Today gay and lesbian movements and scholars continue to grapple with the legacy of modern and premodern paradigms of sexuality that continue to contend for supremacy in many places. A queer theory school of thought, manifested briefly in the early 1990s as a queer nation movement, critiques the historical peculiarity of the modern homosexual, calling for its deconstruction. Concepts of sin, crime, and sickness all depend on the peculiar process by which heterosexuals produce and reinforce a category of the sexual other through police, medicine, and the mass media. But on the other hand, the queer critique has become possible only because a great many people have been willing to embrace gay and lesbian identities, which means standing up for a right to love and live with persons of one’s choice, and standing against the malevolent designations propagated by states, churches, and culture producers. Today, gay, lesbian, bisexual, and transgendered identities and cultures continue to hold enormous appeal for those struggling in the ‘‘pursuit of happiness’’ against the forces of repression. Pride celebrations have boomed in three decades from a small gathering in New York’s Central Park to a worldwide festival, counting among the largest of celebrations in such cities as Toronto, Sydney, and San Francisco, and serving as symbols around which people mobilize for the first time in small towns and new countries. Despite (or perhaps in opposition to) official silence, or active suppression, people are mobilizing as homosexual people in such places as China, Cuba, and Zimbabwe to claim social and cultural space for themselves.

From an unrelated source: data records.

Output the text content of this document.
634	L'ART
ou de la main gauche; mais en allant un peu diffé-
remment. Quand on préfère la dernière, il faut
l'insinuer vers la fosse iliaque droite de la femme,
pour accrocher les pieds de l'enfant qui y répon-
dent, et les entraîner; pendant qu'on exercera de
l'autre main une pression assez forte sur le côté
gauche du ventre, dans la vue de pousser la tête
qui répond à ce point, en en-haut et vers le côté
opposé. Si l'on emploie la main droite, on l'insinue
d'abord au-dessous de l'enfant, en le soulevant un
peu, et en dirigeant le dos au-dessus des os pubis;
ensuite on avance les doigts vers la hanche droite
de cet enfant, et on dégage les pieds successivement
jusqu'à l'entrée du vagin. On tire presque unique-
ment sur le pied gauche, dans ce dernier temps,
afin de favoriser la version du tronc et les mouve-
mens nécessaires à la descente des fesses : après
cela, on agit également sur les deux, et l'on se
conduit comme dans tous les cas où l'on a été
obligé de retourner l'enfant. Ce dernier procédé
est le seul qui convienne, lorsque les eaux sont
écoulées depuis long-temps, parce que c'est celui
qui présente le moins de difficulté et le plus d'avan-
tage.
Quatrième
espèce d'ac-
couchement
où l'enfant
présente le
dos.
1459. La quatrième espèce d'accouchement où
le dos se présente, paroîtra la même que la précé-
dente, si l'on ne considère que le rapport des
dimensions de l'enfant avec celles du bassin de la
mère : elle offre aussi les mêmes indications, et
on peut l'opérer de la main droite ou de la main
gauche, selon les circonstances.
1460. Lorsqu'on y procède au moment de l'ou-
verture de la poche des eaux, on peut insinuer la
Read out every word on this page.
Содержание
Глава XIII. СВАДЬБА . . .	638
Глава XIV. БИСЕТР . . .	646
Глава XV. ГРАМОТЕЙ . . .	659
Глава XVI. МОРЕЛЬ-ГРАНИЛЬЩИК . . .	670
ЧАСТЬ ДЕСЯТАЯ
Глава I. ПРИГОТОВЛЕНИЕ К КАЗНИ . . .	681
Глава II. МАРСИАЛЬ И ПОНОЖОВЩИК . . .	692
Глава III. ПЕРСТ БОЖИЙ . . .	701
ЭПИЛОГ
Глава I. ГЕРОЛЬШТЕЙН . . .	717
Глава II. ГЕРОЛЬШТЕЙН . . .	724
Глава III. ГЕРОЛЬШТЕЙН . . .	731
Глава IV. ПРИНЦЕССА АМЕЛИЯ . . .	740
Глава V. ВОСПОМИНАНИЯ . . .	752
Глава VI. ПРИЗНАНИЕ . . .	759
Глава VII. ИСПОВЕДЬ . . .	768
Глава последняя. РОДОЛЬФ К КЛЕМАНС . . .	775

Criminal law remains a tool held in abeyance in some jurisdictions, but nevertheless ready-athand when clerics, police, politicians, or other homophobes choose to wrap themselves in the flag of ‘‘virtue’’ by attacking ‘‘vice.’’ Vague laws governing censorship, public conduct, and indecency continue to provide warrant for suspending the freedom of speech and association of homosexual people, even where homosexual ‘‘acts’’ are legal. The status of gay and lesbian people today functions as something of an index of the willingness of democratic societies to follow through on their self-proclaimed principles of guaranteeing equality and freedom of their citizens, acting as individuals, in households, and in communities.